Title: The Lego Movie
Director: Phil Lord & Christopher Miller
Voices: Chris Pratt, Will Ferrell, Elizabeth Banks, Will Arnett, Nick Offerman, Alison Brie, Charlie Day, Liam Neeson and Morgan Freeman.
Those who recall the good old childhood games spent playing with Lego, will be a little bewildered by seeing so much digital action in the mini-figures’ adventures.
In the animation movie by Phil Lord & Christopher Miller, the construction toys become the means to portray a self-motivation story, that triggers to believe that we all have a trait that makes us special and “awesome” (the most recurring word in the entire movie). In the Lego universe the ordinary-humdrum mini-figure is embodied by Emmet, a construction worker, who is mistaken as being the Special (the greatest Master Builder who can save the Lego cosmos). With the help of an old wizard named Vitruvius, the emancipated damsel Wyldstyle, Batman, Uni-Kitty, Benny, and pirate Metalbeard, Emmet will have to overcome his predisposition for following instructions and finally discover the power of imagination. This will allow him to defeat the evil tyrant Lord Business, who is bent on destroying the Lego universe on Taco Tuesday and recreating it as he sees fit by gluing it together.

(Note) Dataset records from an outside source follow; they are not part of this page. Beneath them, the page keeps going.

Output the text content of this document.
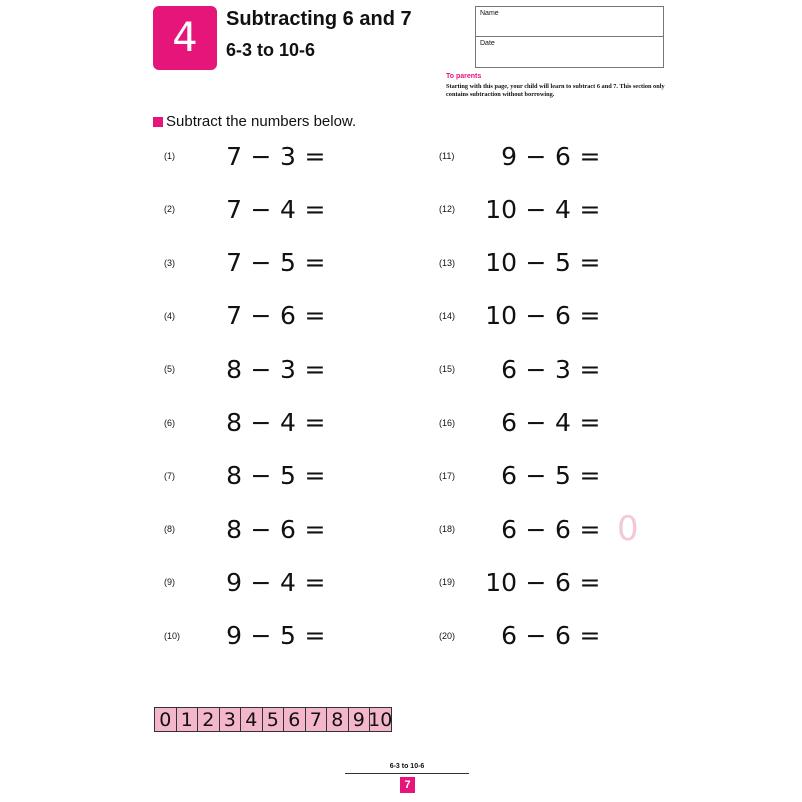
4	Subtracting 6 and 7
6-3 to 10-6
Name
Date
To parents
Starting with this page, your child will learn to subtract 6 and 7. This section only contains subtraction without borrowing.
Subtract the numbers below.
(1)	7 − 3 =
(2)	7 − 4 =
(3)	7 − 5 =
(4)	7 − 6 =
(5)	8 − 3 =
(6)	8 − 4 =
(7)	8 − 5 =
(8)	8 − 6 =
(9)	9 − 4 =
(10)	9 − 5 =
(11)	9 − 6 =
(12)	10 − 4 =
(13)	10 − 5 =
(14)	10 − 6 =
(15)	6 − 3 =
(16)	6 − 4 =
(17)	6 − 5 =
(18)	6 − 6 = 0
(19)	10 − 6 =
(20)	6 − 6 =
0 1 2 3 4 5 6 7 8 9 10
6-3 to 10-6
7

The story doesn’t differ much from any mainstream action flick that you may currently see in movie theatres: no matter where they are set, whether it is in Ancient Greece, in a contemporary or fantastic scenario, all characters have slow motion kung-fu fights, as the surrounding buildings shatter to bits, weapons fly all over the place and language tailors into a ludicrous sit-com mode. Nevertheless the gentle touch in ‘The Lego Movie’ is given towards the end, where we see the bigger picture, as the latent subplot emerges and takes over. The imaginary wall that separates the world of plastic bricks from that of humans is annihilated, to bequeath a universal fable moral.